Begonnen habe ich mit einem einfachen Datensatz ohne die Kommentarzeilen und einen einfachen Wunsch nach Modellierung. Dabei habe ich die Grundgleichung "y = (A * sin((B * x - C) / 365.25 * 2 * pi) + D * x + E)" und den Wunsch dies per Solver zu lösen vorgegeben. Überrascht war ich, dass ChatGPT von sich aus auch direkt eine Visualisierung mit integriert hat. Allerdings gab es beim ersten Code auch gleich eine Fehlermeldung, weil ChatGPT nicht geahnt/berücksichtigt hat, dass die Zeit im für die Modellierung nicht verwendbaren Datumsformat gegeben war. Hier habe ich manuell darauf hingewiesen und einen neuen Code erhalten.
Auf Grundlage dieses Basiscodes habe ich dann weitere Wünsche gestellt. Der erste war die Berücksichtigung bzw. Nichtberücksichtigung von Kommentarzeilen in der Datei während des Einleseprozesses. Dann wollte ich, dass das Modell in der Grafik fehlende Werte nicht berücksichtigt. Ohne diese beiden Sonderwünsche zur flexiblen Datenhandhabung wäre der Code viel übersichtlicher ausgefallen.

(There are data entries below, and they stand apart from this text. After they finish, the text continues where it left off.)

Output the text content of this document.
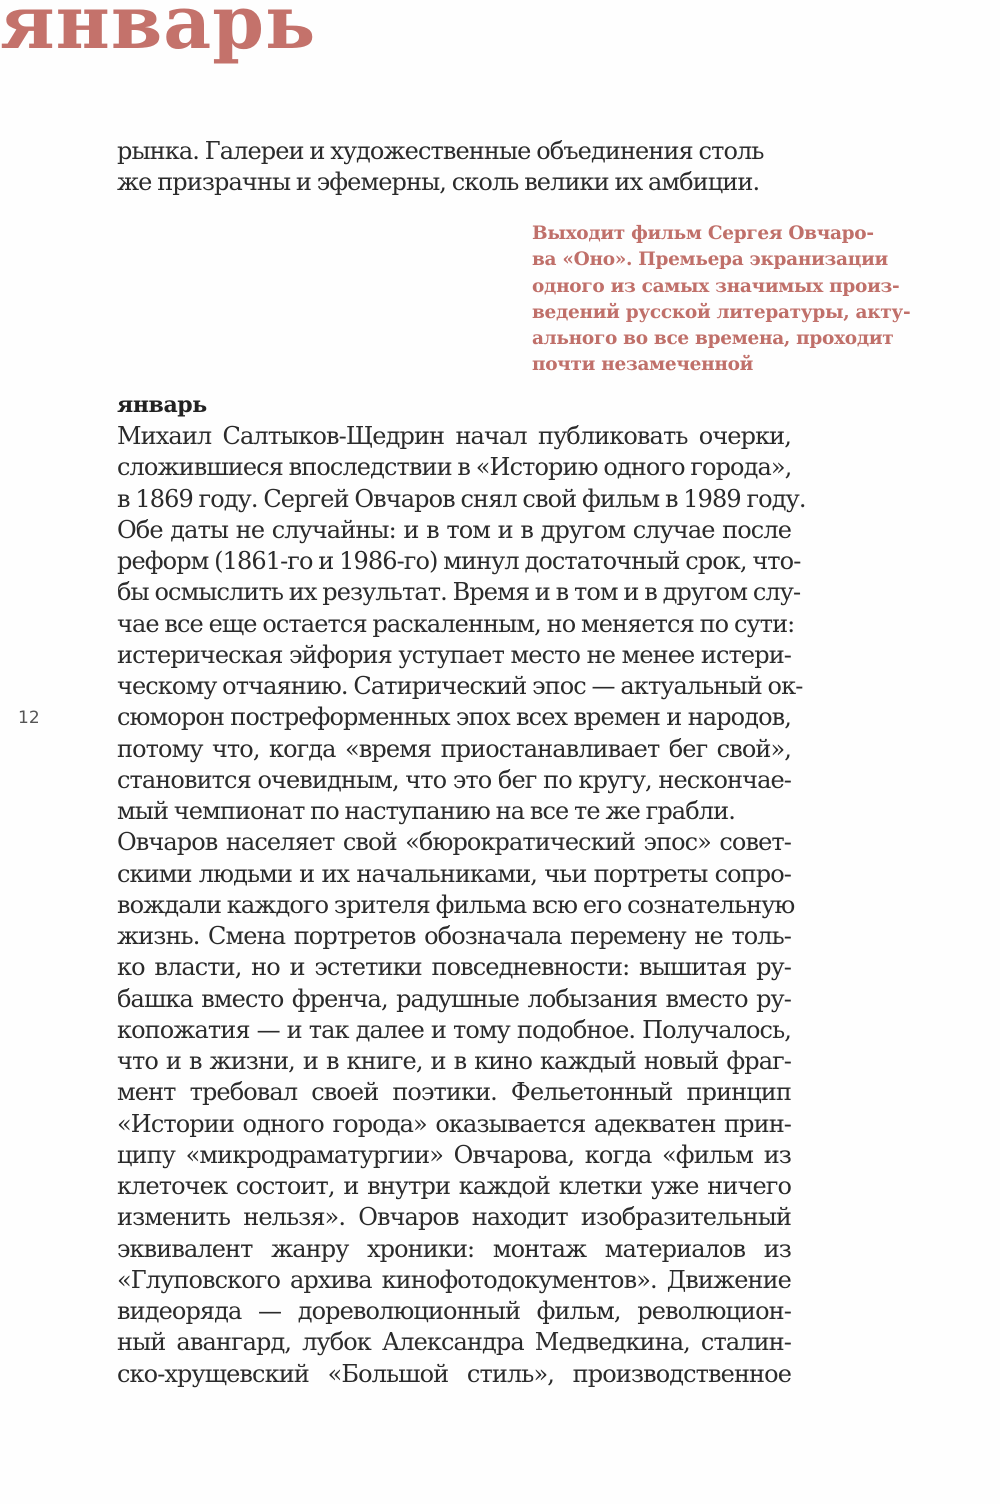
январь
рынка. Галереи и художественные объединения столь
же призрачны и эфемерны, сколь велики их амбиции.
Выходит фильм Сергея Овчаро-
ва «Оно». Премьера экранизации
одного из самых значимых произ-
ведений русской литературы, акту-
ального во все времена, проходит
почти незамеченной
январь
Михаил Салтыков-Щедрин начал публиковать очерки,
сложившиеся впоследствии в «Историю одного города»,
в 1869 году. Сергей Овчаров снял свой фильм в 1989 году.
Обе даты не случайны: и в том и в другом случае после
реформ (1861-го и 1986-го) минул достаточный срок, что-
бы осмыслить их результат. Время и в том и в другом слу-
чае все еще остается раскаленным, но меняется по сути:
истерическая эйфория уступает место не менее истери-
ческому отчаянию. Сатирический эпос — актуальный ок-
сюморон постреформенных эпох всех времен и народов,
потому что, когда «время приостанавливает бег свой»,
становится очевидным, что это бег по кругу, нескончае-
мый чемпионат по наступанию на все те же грабли.
Овчаров населяет свой «бюрократический эпос» совет-
скими людьми и их начальниками, чьи портреты сопро-
вождали каждого зрителя фильма всю его сознательную
жизнь. Смена портретов обозначала перемену не толь-
ко власти, но и эстетики повседневности: вышитая ру-
башка вместо френча, радушные лобызания вместо ру-
копожатия — и так далее и тому подобное. Получалось,
что и в жизни, и в книге, и в кино каждый новый фраг-
мент требовал своей поэтики. Фельетонный принцип
«Истории одного города» оказывается адекватен прин-
ципу «микродраматургии» Овчарова, когда «фильм из
клеточек состоит, и внутри каждой клетки уже ничего
изменить нельзя». Овчаров находит изобразительный
эквивалент жанру хроники: монтаж материалов из
«Глуповского архива кинофотодокументов». Движение
видеоряда — дореволюционный фильм, революцион-
ный авангард, лубок Александра Медведкина, сталин-
ско-хрущевский «Большой стиль», производственное
12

Bei einem Fehler hatte ich länger mit zu kämpfen. Als ich dann aber den Code, die Fehlermeldung und den von mir bereits manuell eingekreisten Fehlerort ChatGPT gab, konnte er den Code direkt korrigieren.
Mein Fazit
Die Nidder wird noch immer wärmer. Aber diese Aussage ist hier nur Nebensache. Hat man Verständnis für das Ziel seiner Datenanalyse, sind einen statistische Methoden nicht ganz fremd und kann man sich auch ein wenig reindenken, was der R-Code oder auch der Python-Code macht, so lassen sich selbst für Beginner mit Hilfe von ChatGPT & Co mittlerweile mit überschaubarem Aufwand tiefgründige Datenanalysen durchführen. Der Vorteil von R und Python ist, dass sie durch die zahlreichen Pakete der Community quasi unbegrenzt Analysen zulassen und bei den einzelnen Analysen auch sehr viele Möglichkeiten und Verfahren bieten. Die Kluft zwischen Entwicklungsumgebung und Standardsoftware wird durch die Komplexitätsreduktion für den Normalanwender also immer kleiner. Dennoch habe ich jetzt hier aus guten zeitlichen Gründen darauf verzichtet die Daten an sich über R zu diskutieren und auch Themen, wie Residuendiagramme & Co zu erstellen. Aber auch das wäre nur eine Frage der zu investierenden Zeit.